I suspect it's one error, but I couldn't find it on errata. Is it really one mistake, or I misunderstood it?
Yes, used like this it's an error to double the dollar signs. The only time it wouldn't hurt to double them is if you were going to send the results of the call
function to something like eval
which expand the results again. But there's no need for it in either case.

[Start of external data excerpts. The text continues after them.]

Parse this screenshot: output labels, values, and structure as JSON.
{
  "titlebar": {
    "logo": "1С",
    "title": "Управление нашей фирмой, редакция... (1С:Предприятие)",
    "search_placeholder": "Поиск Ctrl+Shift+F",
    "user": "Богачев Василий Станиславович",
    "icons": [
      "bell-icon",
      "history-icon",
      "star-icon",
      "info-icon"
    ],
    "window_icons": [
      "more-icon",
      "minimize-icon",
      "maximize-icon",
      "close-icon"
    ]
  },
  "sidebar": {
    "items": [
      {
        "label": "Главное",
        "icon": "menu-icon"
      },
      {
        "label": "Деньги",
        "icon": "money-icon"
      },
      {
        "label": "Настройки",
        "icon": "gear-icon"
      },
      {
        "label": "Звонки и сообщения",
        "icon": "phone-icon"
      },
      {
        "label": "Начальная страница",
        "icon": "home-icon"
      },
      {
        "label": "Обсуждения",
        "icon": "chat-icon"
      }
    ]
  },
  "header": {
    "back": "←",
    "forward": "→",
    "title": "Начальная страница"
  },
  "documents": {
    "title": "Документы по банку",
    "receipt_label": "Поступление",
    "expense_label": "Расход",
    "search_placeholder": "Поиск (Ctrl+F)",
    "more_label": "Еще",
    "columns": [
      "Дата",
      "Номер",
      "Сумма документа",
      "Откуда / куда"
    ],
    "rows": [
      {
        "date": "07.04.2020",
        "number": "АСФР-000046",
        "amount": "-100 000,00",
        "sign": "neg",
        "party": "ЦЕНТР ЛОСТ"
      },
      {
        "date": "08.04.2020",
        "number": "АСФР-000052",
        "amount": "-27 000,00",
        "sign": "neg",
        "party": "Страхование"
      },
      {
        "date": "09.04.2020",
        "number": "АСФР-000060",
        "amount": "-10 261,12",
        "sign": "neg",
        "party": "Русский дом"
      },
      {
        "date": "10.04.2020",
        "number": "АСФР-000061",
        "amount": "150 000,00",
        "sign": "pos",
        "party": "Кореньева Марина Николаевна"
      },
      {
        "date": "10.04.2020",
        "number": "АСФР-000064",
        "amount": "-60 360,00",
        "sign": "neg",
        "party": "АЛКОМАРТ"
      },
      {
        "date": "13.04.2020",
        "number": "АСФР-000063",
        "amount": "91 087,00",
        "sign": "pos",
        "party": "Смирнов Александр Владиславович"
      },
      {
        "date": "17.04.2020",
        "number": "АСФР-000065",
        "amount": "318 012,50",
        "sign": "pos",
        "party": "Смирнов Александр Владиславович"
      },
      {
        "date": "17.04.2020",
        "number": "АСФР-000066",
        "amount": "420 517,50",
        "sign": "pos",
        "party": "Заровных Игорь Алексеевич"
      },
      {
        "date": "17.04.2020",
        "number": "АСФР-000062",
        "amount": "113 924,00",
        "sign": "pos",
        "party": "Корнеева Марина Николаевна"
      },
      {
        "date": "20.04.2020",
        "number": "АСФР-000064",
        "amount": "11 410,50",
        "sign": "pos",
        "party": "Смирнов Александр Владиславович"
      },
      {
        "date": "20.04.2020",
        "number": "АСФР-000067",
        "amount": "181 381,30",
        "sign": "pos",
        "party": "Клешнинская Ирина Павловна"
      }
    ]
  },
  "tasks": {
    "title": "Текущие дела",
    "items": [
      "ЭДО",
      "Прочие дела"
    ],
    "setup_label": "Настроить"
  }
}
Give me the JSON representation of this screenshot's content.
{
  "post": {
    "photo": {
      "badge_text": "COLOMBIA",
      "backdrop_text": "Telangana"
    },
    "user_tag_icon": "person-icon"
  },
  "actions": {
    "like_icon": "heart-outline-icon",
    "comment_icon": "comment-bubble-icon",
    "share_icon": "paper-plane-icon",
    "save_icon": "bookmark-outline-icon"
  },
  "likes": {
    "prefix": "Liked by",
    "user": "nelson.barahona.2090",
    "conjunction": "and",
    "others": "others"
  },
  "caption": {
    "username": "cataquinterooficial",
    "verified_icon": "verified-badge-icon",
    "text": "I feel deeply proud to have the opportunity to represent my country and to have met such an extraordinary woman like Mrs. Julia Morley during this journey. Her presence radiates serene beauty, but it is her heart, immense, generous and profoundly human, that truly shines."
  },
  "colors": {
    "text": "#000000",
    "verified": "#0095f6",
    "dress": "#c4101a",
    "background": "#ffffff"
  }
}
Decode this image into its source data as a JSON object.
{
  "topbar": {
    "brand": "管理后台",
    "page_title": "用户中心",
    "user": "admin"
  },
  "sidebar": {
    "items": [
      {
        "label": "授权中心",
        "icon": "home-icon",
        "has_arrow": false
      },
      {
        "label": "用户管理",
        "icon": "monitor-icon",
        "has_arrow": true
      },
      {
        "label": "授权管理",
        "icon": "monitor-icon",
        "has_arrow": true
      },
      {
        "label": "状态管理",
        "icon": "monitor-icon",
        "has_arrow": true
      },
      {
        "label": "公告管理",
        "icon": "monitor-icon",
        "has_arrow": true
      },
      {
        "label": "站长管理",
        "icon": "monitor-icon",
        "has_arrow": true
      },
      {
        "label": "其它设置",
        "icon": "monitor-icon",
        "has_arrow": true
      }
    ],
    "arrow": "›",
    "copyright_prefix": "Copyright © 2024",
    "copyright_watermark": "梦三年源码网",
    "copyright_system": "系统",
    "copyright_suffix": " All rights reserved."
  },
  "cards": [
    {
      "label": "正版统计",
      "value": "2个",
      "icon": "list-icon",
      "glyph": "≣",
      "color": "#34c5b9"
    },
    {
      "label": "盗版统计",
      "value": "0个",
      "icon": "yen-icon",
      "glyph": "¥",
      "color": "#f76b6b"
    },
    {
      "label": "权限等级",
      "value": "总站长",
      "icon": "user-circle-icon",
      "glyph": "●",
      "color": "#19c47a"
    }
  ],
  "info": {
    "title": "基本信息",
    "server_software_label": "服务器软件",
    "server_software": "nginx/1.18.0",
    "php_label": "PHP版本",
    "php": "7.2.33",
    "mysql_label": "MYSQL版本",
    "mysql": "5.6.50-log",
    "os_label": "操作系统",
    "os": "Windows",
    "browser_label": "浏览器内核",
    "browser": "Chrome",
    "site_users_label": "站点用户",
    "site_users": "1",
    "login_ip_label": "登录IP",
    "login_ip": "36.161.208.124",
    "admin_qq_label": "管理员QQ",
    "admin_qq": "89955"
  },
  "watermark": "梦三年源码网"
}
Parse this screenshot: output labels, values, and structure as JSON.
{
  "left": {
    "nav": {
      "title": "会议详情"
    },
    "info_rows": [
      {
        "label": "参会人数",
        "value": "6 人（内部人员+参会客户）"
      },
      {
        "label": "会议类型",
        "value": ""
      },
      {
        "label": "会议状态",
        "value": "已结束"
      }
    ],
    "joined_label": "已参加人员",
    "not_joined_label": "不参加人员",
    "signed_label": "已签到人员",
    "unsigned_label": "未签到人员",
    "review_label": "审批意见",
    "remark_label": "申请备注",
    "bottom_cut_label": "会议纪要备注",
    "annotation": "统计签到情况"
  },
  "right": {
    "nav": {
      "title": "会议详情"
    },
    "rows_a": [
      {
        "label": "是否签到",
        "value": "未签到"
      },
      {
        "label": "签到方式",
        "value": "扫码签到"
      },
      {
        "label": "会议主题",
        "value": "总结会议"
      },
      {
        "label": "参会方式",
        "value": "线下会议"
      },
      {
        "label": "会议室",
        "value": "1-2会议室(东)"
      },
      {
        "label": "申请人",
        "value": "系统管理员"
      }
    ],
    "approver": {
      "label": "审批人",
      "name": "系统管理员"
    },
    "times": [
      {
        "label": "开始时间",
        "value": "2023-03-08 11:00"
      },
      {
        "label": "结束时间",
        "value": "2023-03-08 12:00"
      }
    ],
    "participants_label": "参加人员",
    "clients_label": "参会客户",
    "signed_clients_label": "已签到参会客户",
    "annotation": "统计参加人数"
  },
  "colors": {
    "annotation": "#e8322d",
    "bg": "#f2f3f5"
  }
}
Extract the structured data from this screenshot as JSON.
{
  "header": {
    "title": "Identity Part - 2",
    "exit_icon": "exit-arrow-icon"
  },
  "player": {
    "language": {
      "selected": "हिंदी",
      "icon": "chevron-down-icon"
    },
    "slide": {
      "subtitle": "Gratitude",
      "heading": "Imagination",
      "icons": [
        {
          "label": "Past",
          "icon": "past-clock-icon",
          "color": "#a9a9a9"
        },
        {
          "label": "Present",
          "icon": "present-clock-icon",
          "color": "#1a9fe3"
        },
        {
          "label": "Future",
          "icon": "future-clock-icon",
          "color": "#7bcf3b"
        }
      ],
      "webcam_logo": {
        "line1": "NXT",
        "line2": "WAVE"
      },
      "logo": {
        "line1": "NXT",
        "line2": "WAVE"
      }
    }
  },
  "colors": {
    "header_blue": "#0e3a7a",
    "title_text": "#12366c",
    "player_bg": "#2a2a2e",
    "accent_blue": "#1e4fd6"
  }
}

I should point out that this example, while better than most other methods, is somewhat deprecated these days. The GCC compiler has options which can generate pretty much exactly the makefile dependency output you want without postprocessing, and while still creating the object file at the same time. This is actually significantly more efficient because you don't have to run the compiler twice every time you compile.